# PARiS Classifier

## Development Dataset

Load the data and the weights:

In [None]:
from shutil import copyfile
copyfile(src = "../input/fairness.py", dst = "../working/fairness.py")
import pandas as pd

In [None]:
import pickle
from fairness import read_skills

SEED = 0
WEIGHTS = pickle.load(open("../input/PARiS.pickle", "rb"))
all_skills = read_skills("../input/skills.txt")
target = "Interview"
predictors = all_skills
demographics = ["Veteran", "Female", "URM", "Disability"]
data = pd.read_csv("../input/resumes_development.csv", index_col=0)
data.head()

View the correlations between demographic features and the target variable:

In [None]:
data[[target] + demographics].corr()

In [None]:
from sklearn.model_selection import train_test_split
from sklearn.neighbors import KNeighborsClassifier
from sklearn.svm import SVC, LinearSVC
from sklearn.linear_model import LogisticRegression
from sklearn.ensemble import RandomForestClassifier
from sklearn.tree import DecisionTreeClassifier
from fairness import PARiSClassifier, evaluate_model, rank_models

In [None]:
d_train, d_test = train_test_split(data, test_size=0.5, stratify=data[target], shuffle=True, random_state=SEED)
X_train = d_train[predictors]
y_train = d_train[target]
X_test = d_test[predictors]
y_test = d_test[target]
print("Train: N = {0}, P(Interview) = {1:.5f}".format(len(X_train), y_train.mean()))
print("Test:  N = {0}, P(Interview) = {1:.5f}".format(len(X_test), y_test.mean()))

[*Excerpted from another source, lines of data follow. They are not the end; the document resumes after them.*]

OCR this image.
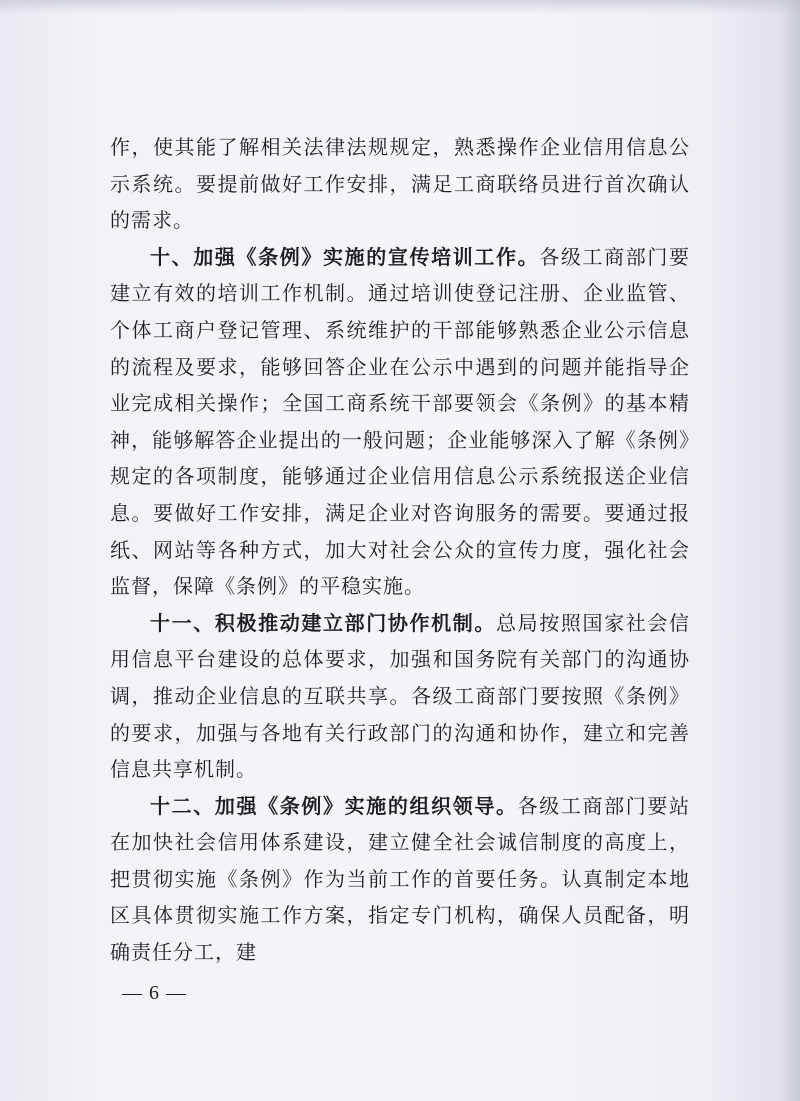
作，使其能了解相关法律法规规定，熟悉操作企业信用信息公示系统。要提前做好工作安排，满足工商联络员进行首次确认的需求。

十、加强《条例》实施的宣传培训工作。各级工商部门要建立有效的培训工作机制。通过培训使登记注册、企业监管、个体工商户登记管理、系统维护的干部能够熟悉企业公示信息的流程及要求，能够回答企业在公示中遇到的问题并能指导企业完成相关操作；全国工商系统干部要领会《条例》的基本精神，能够解答企业提出的一般问题；企业能够深入了解《条例》规定的各项制度，能够通过企业信用信息公示系统报送企业信息。要做好工作安排，满足企业对咨询服务的需要。要通过报纸、网站等各种方式，加大对社会公众的宣传力度，强化社会监督，保障《条例》的平稳实施。

十一、积极推动建立部门协作机制。总局按照国家社会信用信息平台建设的总体要求，加强和国务院有关部门的沟通协调，推动企业信息的互联共享。各级工商部门要按照《条例》的要求，加强与各地有关行政部门的沟通和协作，建立和完善信息共享机制。

十二、加强《条例》实施的组织领导。各级工商部门要站在加快社会信用体系建设，建立健全社会诚信制度的高度上，把贯彻实施《条例》作为当前工作的首要任务。认真制定本地区具体贯彻实施工作方案，指定专门机构，确保人员配备，明确责任分工，建

— 6 —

How well would a logistic regression separate the interviewed and rejected applicants?

In [None]:
logres = LogisticRegression(solver="liblinear", penalty="l2", fit_intercept=True)
logres.fit(X_train, y_train)
evaluate_model(y_test, logres.predict(X_test))

That's pretty good But the PARiS system can do an even better job:

In [None]:
paris = PARiSClassifier(WEIGHTS)
paris.fit(X_train, y_train)
evaluate_model(y_test, paris.predict(X_test))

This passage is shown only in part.